Finalization of Visit List The consolidated list of visits then undergoes a final filtration process. This stage applies the Minimum Stay Duration and Maximum Stay Duration parameters for a visit to be considered valid.

Standardization of Visits In the final step, visits are standardized based on the frequency and duration of visits on a daily, weekly, monthly, and yearly basis, considering the time participants spent within the active areas.

Fig. 2 shows the data processing workflow including the parameters used at each stage.

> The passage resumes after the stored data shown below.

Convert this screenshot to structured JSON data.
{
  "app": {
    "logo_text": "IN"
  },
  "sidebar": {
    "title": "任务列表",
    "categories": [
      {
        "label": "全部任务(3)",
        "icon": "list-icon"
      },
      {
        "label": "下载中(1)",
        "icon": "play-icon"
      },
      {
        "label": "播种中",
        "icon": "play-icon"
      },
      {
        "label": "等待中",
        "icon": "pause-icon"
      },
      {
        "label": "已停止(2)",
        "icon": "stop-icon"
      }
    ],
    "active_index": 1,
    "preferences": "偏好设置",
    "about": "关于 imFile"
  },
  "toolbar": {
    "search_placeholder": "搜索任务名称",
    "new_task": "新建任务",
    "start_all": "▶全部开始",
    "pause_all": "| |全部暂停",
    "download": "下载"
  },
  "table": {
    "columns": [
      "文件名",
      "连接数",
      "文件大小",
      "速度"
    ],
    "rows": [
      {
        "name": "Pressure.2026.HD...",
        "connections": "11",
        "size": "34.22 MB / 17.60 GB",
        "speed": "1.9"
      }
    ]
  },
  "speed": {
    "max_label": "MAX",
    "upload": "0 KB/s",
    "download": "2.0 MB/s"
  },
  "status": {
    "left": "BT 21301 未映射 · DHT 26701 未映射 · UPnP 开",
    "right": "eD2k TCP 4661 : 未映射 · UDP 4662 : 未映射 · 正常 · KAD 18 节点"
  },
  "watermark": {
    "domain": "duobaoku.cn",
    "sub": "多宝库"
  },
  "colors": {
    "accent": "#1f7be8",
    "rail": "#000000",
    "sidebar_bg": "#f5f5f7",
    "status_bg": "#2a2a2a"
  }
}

Additionally, Fig. 3 illustrates a sample trip trajectory for one individual, showing the applied methodology’s capability to map out visit patterns.

Fig. 2

Fig. 3

A sample detected visit to a food outlet by one individual participant

Sensitivity analysis of visit identification parameters

To assess the impact of individual parameters on the identification of visits to food outlets, we conducted a sensitivity analysis focusing on the five key parameters. This analysis involved systematically altering one parameter at a time-either increasing or decreasing its value-while holding the other four constant. The purpose was to understand how changes in each parameter could affect the total number of visits detected. This method allowed us to determine the relative sensitivity of our visit identification process to each parameter, providing insights into which factors most significantly influence the count of recorded visits. Table 1 shows the parameters alongside their default and alternate values for the sensitivity analysis.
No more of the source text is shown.